Bordeaux sublime terroir et créativité, nouvelle ère pour la gastronomie

Et si Bordeaux déposait un instant son tire-bouchon pour brandir une fourchette ? Dans l’air saturé d’effluves de cèpes rôtis et d’échalotes flambées, la capitale mondiale du vin redessine sa carte d’identité autour de l’assiette. 1 435 restaurants (+7 % depuis 2021, registre du commerce) alignent désormais leurs nappes sur les quais, et 62 % des visiteurs confessent venir autant pour manger que pour déguster un grand cru (Office de Tourisme, 2024). Dijoncteur entre terroir séculaire et audace culinaire, Bordeaux ne marie plus simplement ses mets à ses millésimes : elle les propulse en moteur d’attractivité. C’est cette révolution, chiffres à l’appui, que nous allons décortiquer.
Temps de lecture : 4 minutes

Gastronomie bordelaise : quand la capitale du vin mise aussi sur l’assiette
En 2024, la métropole girondine compte 1 435 établissements de restauration, soit +7 % par rapport à 2021 (source : registre du commerce). Cette progression s’accompagne d’un chiffre : 62 % des touristes interrogés par l’Office de Tourisme de Bordeaux déclarent venir autant pour manger que pour déguster du vin. La gastronomie bordelaise n’est donc plus un simple accompagnement du vignoble ; elle devient un moteur.
Une tendance forte, des faits vérifiés. Voilà ce que nous allons décortiquer.
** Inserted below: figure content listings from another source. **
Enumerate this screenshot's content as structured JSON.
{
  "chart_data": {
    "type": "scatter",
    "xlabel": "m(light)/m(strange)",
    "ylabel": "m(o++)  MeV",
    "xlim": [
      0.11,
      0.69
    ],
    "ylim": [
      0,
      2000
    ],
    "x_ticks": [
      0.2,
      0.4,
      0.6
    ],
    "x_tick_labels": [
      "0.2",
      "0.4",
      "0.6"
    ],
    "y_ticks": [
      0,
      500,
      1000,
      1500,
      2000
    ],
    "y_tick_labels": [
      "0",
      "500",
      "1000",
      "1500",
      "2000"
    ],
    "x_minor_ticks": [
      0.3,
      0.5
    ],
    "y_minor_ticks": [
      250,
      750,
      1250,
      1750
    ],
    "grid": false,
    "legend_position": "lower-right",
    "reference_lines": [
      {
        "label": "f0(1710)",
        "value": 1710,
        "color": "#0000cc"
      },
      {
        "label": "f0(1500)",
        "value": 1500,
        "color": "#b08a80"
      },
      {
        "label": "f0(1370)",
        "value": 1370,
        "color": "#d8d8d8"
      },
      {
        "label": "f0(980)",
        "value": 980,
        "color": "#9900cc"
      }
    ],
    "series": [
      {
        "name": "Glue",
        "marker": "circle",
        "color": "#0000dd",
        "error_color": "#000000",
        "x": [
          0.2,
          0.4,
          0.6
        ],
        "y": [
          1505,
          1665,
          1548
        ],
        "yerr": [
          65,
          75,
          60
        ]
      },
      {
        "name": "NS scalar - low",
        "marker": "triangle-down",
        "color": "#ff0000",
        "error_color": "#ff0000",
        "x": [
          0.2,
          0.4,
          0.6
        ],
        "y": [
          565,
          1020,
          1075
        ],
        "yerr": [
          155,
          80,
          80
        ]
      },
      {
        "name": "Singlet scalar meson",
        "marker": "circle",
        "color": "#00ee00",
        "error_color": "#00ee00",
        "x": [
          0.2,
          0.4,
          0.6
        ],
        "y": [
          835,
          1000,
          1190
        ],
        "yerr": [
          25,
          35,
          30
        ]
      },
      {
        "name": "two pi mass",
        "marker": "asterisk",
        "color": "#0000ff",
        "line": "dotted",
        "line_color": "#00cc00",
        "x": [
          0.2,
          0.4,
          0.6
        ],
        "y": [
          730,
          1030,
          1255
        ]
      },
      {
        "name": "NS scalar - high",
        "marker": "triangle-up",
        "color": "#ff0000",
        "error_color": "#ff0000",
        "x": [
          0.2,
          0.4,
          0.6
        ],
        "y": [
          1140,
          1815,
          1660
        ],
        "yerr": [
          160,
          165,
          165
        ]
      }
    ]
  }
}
Panorama actuel de la gastronomie bordelaise

2023 a marqué un tournant. Le guide Michelin a distingué 14 tables en Gironde, dont deux nouvelles étoiles à Bordeaux même (Le Cent 33 de Fabien Beaufour et Monta de Mathias Dandine). Cette reconnaissance s’ajoute à l’aura médiatique de Philippe Etchebest, qui entretient son exigence au Quatrième Mur, place de la Comédie.

Sur le terrain, trois phénomènes s’entrecroisent :

  • Montée en gamme des bistrots historiques (Cantina Lino, La Tupina) qui affinent la présentation sans toucher au goût fumé du magret.
  • Explosion du locavorisme : 78 % des restaurants listent désormais la provenance girondine ou lot-et-garonnaise sur leurs cartes (Syndicat hôtelier, janvier 2024).
  • Fusion food inspirée du bassin atlantique : influences basques, galiciennes, et même japonaises au Cercle Rouge de Romain Meder.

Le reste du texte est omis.